Begin Juli 1828 zeilde Verveer met zijn nieuwe opdracht weder uit; in Februari 1829 kwam hij over New-York te Guatemala aan. Na zijn eerste rapporten werd hem aan het einde van 1829 opgedragen, om te onderhandelen over den aanleg van het bedoelde kanaal en over het sluiten van een tractaat van vriendschap met de federatieve republieken; doch toen men het volgende jaar bemerkte, dat hij niet verder kwam en de zaak op de lange baan scheen te schuiven, werd hem aangeschreven, dat hij in Juli 1831 moest teruggekeerd zijn, zooals ook geschiedde. Zoo was dan dit grootsche plan, om in de 1e helft der 19e eeuw door Nederlandsch kapitaal en techniek het totstandkomen van een Nicaraguakanaal te bevorderen, op niets uitgeloopen.
Eenige jaren later werd bij kon. besl. van 11 Mei 1836 aan Verveer andermaal eene gewichtige zending opgedragen, nu naar de kust van Guinea, waar de onze nederzettingen omringende Negervolken herhaalde malen vijandelijk tegen ons gezag waren opgetreden. In Juli 1837 teruggekeerd, werd ingevolge zijn advies besloten tot het uitzenden eener expeditie, waarover het bevel aan hem werd toevertrouwd. In April 1838 vertrok hij met eenige schepen en eene geringe troepenmacht daarheen; den 9en Juli ankerde de ‘Rhoon en Pendrecht’ voor het fort St. Antonie aan de kust; het gelukte Verveer met behulp van bevriende stammen, den onder de negers uitgebroken opstand te dempen; het hoofd van de ahantasche bevolking, Bonsoe, werd gevangen genomen en terechtgesteld, en met den koning der Ashantijnen werden voordeelige handelsbetrekkingen aangeknoopt.
De opperbevelhebber bleek echter tegen de vermoeienissen en tegen het klimaat niet meer bestand te zijn. Op den 10en Aug. werd hij bedlegerig, tengevolge waarvan de kommandant der marine, kapitein-luitenant ter zee Tengbergen, de laatst te nemen maatregelen moest treffen.
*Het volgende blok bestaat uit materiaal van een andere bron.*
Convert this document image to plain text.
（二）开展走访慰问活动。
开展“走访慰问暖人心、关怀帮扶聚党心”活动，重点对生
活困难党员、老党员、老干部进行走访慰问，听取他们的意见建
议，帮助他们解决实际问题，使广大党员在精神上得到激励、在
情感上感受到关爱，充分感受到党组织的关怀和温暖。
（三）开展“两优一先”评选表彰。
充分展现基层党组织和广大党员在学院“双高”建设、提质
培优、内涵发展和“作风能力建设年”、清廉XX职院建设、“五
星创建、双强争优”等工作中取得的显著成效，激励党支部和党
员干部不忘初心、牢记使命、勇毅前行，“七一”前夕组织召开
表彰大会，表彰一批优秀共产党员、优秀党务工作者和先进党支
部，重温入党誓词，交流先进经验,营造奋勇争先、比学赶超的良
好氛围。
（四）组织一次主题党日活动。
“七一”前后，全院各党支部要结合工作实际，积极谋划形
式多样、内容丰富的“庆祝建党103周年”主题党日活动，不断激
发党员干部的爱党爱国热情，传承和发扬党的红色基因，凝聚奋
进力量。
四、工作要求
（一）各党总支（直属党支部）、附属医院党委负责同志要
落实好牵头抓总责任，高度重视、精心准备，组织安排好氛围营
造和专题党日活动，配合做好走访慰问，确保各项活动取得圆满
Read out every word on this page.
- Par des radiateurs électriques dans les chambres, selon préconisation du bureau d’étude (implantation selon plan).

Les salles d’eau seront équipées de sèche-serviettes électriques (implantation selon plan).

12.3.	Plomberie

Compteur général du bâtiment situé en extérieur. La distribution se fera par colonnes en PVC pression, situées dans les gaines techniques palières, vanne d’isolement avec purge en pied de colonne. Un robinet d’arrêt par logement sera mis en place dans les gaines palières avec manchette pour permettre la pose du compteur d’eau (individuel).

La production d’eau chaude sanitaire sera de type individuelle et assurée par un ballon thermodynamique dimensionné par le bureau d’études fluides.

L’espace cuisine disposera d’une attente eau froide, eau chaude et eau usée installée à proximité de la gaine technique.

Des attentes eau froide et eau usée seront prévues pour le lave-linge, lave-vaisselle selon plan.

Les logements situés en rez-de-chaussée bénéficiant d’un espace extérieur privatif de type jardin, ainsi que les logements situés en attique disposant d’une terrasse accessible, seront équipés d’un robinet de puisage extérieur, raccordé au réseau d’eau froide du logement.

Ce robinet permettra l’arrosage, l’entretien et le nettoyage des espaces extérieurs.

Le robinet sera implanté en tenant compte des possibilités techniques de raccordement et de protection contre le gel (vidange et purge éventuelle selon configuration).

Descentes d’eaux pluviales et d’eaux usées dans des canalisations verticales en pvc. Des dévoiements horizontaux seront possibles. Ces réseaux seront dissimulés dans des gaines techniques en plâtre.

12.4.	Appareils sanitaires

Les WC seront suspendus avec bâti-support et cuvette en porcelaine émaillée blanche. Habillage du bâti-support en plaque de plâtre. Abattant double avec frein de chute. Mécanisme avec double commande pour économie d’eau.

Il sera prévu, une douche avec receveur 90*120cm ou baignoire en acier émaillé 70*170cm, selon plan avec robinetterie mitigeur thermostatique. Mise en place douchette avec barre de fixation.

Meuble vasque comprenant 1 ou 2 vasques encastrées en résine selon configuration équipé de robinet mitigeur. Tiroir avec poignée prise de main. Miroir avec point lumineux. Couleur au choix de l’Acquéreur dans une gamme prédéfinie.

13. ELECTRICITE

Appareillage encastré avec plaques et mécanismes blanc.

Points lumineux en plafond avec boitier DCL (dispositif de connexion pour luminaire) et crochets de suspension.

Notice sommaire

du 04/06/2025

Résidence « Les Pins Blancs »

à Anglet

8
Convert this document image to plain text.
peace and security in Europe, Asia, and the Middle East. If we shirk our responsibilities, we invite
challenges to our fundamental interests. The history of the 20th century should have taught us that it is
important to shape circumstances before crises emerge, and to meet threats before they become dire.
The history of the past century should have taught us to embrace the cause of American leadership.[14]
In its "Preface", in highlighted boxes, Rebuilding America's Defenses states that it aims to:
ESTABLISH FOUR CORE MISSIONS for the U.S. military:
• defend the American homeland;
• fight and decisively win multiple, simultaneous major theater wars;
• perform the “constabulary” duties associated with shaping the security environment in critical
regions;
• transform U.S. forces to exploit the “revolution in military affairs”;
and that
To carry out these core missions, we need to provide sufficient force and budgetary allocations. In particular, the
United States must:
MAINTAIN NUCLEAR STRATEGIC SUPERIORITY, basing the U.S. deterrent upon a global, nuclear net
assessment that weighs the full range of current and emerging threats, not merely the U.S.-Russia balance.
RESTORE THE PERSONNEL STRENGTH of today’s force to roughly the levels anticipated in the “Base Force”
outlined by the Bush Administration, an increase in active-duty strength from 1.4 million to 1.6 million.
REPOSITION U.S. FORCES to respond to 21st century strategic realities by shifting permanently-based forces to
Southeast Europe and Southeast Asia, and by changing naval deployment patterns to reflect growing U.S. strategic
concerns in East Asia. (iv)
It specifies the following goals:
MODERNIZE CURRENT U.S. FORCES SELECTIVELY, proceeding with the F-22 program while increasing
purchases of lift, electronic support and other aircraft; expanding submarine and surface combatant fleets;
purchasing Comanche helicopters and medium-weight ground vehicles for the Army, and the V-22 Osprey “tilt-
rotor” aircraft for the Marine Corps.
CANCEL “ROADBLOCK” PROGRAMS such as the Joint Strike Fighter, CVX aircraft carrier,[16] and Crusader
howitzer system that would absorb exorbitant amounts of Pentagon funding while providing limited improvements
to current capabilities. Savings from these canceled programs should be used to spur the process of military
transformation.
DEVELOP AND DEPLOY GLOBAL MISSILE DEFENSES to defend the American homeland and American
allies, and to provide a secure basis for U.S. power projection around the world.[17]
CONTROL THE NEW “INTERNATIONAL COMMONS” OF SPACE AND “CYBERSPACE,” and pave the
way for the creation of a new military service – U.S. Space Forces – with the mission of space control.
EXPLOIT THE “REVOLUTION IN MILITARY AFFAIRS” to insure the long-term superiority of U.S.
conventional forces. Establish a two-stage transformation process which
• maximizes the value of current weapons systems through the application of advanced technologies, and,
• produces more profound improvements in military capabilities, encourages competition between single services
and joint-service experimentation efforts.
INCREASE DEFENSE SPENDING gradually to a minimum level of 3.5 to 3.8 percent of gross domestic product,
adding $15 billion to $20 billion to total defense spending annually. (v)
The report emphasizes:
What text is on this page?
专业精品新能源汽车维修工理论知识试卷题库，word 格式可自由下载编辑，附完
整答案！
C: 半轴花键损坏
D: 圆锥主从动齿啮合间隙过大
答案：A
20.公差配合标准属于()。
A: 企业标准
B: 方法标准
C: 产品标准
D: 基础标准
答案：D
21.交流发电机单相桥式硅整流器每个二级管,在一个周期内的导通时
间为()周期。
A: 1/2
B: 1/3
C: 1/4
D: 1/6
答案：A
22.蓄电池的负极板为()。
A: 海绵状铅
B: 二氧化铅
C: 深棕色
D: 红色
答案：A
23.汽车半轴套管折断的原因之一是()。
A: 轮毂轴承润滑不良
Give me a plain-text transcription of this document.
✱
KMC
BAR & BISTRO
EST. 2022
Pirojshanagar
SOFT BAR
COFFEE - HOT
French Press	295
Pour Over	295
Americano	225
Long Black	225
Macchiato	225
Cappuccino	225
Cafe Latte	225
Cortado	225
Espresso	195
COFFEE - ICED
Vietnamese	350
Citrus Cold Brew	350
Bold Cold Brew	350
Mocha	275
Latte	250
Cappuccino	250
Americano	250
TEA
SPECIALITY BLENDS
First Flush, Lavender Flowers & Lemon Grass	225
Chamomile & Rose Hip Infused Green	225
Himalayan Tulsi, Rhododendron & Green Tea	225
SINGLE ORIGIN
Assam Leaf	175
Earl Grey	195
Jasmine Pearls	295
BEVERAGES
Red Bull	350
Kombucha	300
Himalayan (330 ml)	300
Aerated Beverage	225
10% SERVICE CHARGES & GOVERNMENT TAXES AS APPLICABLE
Verveer werd ziek aan boord van de Amphitrite gebracht, die den 21en Aug. naar het vaderland onder zeil ging; doch reeds den volgenden dag gaf hij den geest. Men hoopte aanvankelijk het lijk naar Nederland te kunnen overbrengen; doch met het oog op de gezondheid van de equipage werd hiervan afgezien en werd het den 3en Sept. overboord gezet.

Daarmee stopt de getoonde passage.